As a University of Florida undergrad, she worked with a mobile outreach clinic that provided free care. During her gap year before med school, she served as a global patient advocate raising money to provide healthcare to rural villages in India.
Today, Ng is helping lead 51 students and faculty who will provide care at the Fundación Yantaló Clinic in Peru from May 26 to June 3. The team includes an interprofessional group of faculty and students from UCF’s College of Medicine, College of Nursing, School of Social Work and Physical Therapy program.They’ll be joined by volunteers from the UF College of Pharmacy, certified registered nurse anesthetists (CRNAs) from the University of Michigan, a licensed clinical social worker, a chaplain and two translators.
The clinic regularly has pediatric surgery teams from other universities coming in, but last year, MedPACt was the first team to introduce primary care, physical therapy and adult surgery to the clinic. This time around, they will be adding nursing and social work services, as well as pediatric urology and gynecological surgery.

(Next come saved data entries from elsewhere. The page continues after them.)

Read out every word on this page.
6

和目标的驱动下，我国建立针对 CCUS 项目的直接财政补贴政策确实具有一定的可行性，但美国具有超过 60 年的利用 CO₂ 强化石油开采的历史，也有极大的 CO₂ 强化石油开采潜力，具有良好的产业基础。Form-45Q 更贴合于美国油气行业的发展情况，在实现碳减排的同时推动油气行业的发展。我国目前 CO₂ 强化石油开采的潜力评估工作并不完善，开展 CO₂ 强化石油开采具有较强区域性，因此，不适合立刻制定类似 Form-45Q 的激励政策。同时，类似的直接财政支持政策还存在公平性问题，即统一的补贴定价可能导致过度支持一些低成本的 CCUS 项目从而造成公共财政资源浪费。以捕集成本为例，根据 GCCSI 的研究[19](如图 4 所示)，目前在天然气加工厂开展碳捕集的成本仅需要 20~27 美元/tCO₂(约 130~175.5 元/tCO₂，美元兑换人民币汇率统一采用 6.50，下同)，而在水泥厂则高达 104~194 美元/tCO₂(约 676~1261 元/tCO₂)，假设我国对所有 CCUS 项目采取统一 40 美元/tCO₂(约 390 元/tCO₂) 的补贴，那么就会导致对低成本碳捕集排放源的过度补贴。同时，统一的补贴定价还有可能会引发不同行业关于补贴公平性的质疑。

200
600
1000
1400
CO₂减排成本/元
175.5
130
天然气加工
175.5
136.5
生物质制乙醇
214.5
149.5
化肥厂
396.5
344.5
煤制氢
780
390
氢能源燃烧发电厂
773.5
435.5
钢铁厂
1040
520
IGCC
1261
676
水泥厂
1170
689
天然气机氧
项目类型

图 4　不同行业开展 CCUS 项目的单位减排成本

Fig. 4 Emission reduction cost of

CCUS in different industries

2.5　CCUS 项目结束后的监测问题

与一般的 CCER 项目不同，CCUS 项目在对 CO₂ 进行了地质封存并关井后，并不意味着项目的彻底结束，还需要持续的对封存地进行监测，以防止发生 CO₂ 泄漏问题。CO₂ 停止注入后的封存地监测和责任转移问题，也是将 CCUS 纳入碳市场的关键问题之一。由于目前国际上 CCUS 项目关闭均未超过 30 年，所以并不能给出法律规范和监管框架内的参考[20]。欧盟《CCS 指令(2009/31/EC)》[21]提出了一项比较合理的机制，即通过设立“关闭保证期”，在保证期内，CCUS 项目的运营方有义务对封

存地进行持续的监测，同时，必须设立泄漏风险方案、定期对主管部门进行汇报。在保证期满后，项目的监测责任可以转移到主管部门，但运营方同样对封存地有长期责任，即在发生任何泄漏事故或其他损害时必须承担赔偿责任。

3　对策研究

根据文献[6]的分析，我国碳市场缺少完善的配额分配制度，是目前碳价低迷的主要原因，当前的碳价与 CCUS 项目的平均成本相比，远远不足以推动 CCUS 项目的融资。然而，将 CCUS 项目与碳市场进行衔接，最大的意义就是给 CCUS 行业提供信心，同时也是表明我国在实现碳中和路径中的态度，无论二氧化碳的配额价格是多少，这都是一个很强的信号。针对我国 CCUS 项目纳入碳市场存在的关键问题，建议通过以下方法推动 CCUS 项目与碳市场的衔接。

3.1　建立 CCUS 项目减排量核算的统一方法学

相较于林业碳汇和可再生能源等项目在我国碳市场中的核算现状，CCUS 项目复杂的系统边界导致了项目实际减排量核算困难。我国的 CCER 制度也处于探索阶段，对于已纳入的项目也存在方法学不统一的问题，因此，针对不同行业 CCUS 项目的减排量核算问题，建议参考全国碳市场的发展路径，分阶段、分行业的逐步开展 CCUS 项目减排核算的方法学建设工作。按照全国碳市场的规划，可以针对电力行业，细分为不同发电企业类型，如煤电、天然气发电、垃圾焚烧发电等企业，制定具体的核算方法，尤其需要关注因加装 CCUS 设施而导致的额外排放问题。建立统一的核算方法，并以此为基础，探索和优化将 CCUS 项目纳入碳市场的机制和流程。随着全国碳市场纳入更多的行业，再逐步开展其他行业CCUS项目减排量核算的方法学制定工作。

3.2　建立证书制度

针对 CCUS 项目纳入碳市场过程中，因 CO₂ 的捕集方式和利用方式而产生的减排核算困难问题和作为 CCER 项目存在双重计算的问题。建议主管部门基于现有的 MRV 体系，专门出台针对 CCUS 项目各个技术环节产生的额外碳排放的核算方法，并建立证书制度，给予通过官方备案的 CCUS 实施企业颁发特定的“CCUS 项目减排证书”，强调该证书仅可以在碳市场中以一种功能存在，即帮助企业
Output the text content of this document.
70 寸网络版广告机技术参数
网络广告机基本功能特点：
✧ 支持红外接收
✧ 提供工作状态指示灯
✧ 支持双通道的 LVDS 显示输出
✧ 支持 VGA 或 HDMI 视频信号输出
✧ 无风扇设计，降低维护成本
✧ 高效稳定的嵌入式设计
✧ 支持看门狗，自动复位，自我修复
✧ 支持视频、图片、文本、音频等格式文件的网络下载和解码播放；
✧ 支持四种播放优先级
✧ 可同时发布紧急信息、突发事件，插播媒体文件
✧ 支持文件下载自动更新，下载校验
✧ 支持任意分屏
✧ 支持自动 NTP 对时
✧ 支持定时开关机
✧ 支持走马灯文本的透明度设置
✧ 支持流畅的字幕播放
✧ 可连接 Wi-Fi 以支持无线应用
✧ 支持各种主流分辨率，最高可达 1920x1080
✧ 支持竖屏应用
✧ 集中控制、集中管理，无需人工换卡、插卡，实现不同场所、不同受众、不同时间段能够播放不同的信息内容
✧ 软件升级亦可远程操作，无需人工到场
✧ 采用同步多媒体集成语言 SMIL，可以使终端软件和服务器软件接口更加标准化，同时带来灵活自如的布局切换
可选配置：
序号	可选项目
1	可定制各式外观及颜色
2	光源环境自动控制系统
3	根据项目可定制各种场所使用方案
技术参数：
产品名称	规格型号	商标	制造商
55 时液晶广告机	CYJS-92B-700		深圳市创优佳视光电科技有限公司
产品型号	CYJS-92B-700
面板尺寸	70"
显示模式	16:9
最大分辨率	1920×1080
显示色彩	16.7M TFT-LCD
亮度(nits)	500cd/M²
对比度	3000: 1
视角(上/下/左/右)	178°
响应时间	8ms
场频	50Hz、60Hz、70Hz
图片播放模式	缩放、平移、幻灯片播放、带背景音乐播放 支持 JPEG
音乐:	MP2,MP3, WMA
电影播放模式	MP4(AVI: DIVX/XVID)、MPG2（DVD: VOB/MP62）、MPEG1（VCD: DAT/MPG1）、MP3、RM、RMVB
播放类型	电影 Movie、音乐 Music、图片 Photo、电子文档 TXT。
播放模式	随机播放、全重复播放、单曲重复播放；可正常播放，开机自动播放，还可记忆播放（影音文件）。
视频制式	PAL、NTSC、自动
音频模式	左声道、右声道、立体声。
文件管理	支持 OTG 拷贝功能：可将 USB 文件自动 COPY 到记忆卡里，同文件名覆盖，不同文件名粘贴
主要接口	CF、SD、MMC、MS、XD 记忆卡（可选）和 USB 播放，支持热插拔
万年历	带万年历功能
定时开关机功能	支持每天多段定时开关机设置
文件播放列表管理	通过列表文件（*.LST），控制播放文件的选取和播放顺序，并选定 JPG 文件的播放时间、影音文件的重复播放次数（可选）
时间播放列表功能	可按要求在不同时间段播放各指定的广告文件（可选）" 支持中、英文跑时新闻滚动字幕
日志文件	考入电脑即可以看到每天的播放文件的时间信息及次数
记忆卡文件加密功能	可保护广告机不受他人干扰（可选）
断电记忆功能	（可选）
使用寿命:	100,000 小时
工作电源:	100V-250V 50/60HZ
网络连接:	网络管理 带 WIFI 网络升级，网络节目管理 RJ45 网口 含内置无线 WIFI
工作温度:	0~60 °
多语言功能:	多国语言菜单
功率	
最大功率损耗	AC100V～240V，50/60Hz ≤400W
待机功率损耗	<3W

A family medicine physician works at the clinic year-round and will follow up with patients once the students and faculty depart.
Ng, a first-year medical student, says her previous experience has prepared her well for the Peru trip.
“The lessons and skills I gained from that experience continue to drive my passion for global health because at its core, no matter what sector of a community you are trying to support, development begins with listening,” said Ng. “Every community – and patient – is different and possesses different needs, so as healthcare leaders we must first take a step back and get to know the people we are serving, building mutual trust and respect.”
The College of Medicine student group MedPACt (Medical Students Providing Across Continents) is sponsoring the trip, its second to Peru. The group has been fundraising over the past several months to help cover costs and purchase medical supplies and equipment.
The clinic is in Yantaló, a remote area in the Amazon rainforest. The nearest city is Lima, the capital, which is more than 600 miles away.
“This community in rural Peru has no access to specialty care,” said Dr. Judy Simms-Cendan, director of the medical school’s global health initiatives and MedPACt’s faculty adviser. “It is a remote agricultural region with patients willing to walk hours or come by motorcycle taxi for care.”
“Our responsibility is to provide the care in a sustainable way, partnering with the local community to build capacity for the area in a way that works best for those that live there,” Dr. Simms-Cendan added.
Ng says she’s excited about the opportunity to put their training into practice.
“We finally get to utilize our M1 skillset in obtaining a history, conducting a physical exam and working with students from other disciplines to provide health education and support to patients,” she said.